Background: The malaria vaccine candidate antigen RTS,S includes parts of the pre-erythrocytic stage circumsporozoite protein fused to the Hepatitis B surface antigen. Two Adjuvant Systems are in development for this vaccine, an oil-in water emulsion--based formulation (AS02) and a formulation based on liposomes (AS01).

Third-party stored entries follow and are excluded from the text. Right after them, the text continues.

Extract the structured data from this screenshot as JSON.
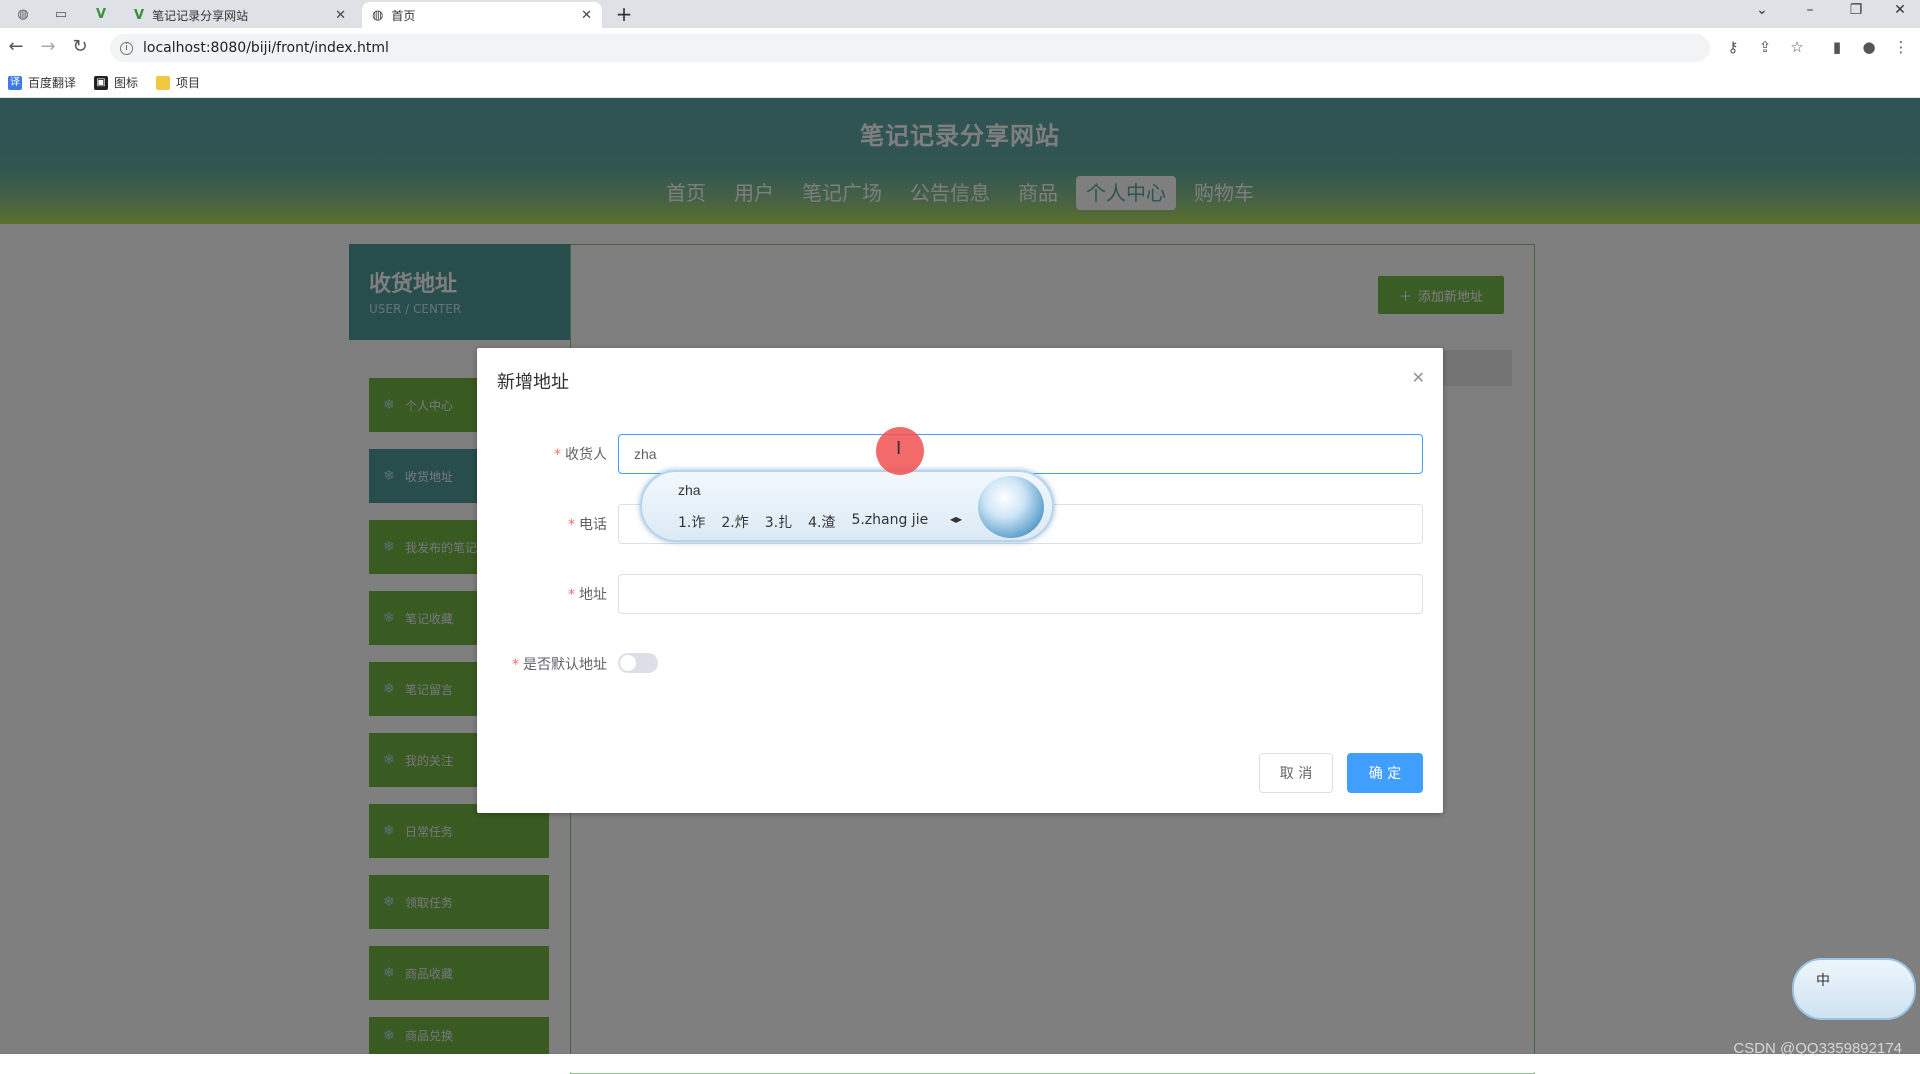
{
  "browser": {
    "tabs": [
      {
        "label": "笔记记录分享网站",
        "active": false
      },
      {
        "label": "首页",
        "active": true
      }
    ],
    "url": "localhost:8080/biji/front/index.html",
    "bookmarks": [
      "百度翻译",
      "图标",
      "项目"
    ]
  },
  "site": {
    "title": "笔记记录分享网站",
    "nav": [
      "首页",
      "用户",
      "笔记广场",
      "公告信息",
      "商品",
      "个人中心",
      "购物车"
    ],
    "active_nav": "个人中心"
  },
  "sidebar": {
    "heading": "收货地址",
    "subheading": "USER / CENTER",
    "items": [
      "个人中心",
      "收货地址",
      "我发布的笔记",
      "笔记收藏",
      "笔记留言",
      "我的关注",
      "日常任务",
      "领取任务",
      "商品收藏",
      "商品兑换"
    ]
  },
  "main": {
    "add_button": "添加新地址"
  },
  "dialog": {
    "title": "新增地址",
    "fields": [
      {
        "label": "收货人",
        "value": "zha",
        "required": true
      },
      {
        "label": "电话",
        "value": "",
        "required": true
      },
      {
        "label": "地址",
        "value": "",
        "required": true
      }
    ],
    "default_label": "是否默认地址",
    "default_on": false,
    "cancel_label": "取 消",
    "ok_label": "确 定"
  },
  "ime": {
    "composition": "zha",
    "candidates": [
      "1.诈",
      "2.炸",
      "3.扎",
      "4.渣",
      "5.zhang jie"
    ],
    "mini_label": "中"
  },
  "watermark": "CSDN @QQ3359892174",
  "colors": {
    "primary": "#409eff",
    "teal": "#4e9a9a",
    "green": "#72b442",
    "required": "#f56c6c"
  }
}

Methods & principal findings: In this Phase II, double-blind study (NCT00307021), 180 healthy Gabonese children aged 18 months to 4 years were randomized to receive either RTS,S/AS01(E) or RTS,S/AS02(D), on a 0-1-2 month vaccination schedule. The children were followed-up daily for six days after each vaccination and monthly for 14 months. Blood samples were collected at 4 time-points. Both vaccines were well tolerated. Safety parameters were distributed similarly between the two groups. Both vaccines elicited a strong specific immune response after Doses 2 and 3 with a ratio of anti-CS GMT titers (AS02(D)/AS01(E)) of 0.88 (95% CI: 0.68-1.15) post-Dose 3. After Doses 2 and 3 of experimental vaccines, anti-CS and anti-HBs antibody GMTs were higher in children who had been previously vaccinated with at least one dose of hepatitis B vaccine compared to those not previously vaccinated.
Conclusions: RTS,S/AS01(E) proved similarly as well tolerated and immunogenic as RTS,S/AS02(D), completing an essential step in the age de-escalation process within the RTS,S clinical development plan.
Trial registration: ClinicalTrials.gov. NCT00307021.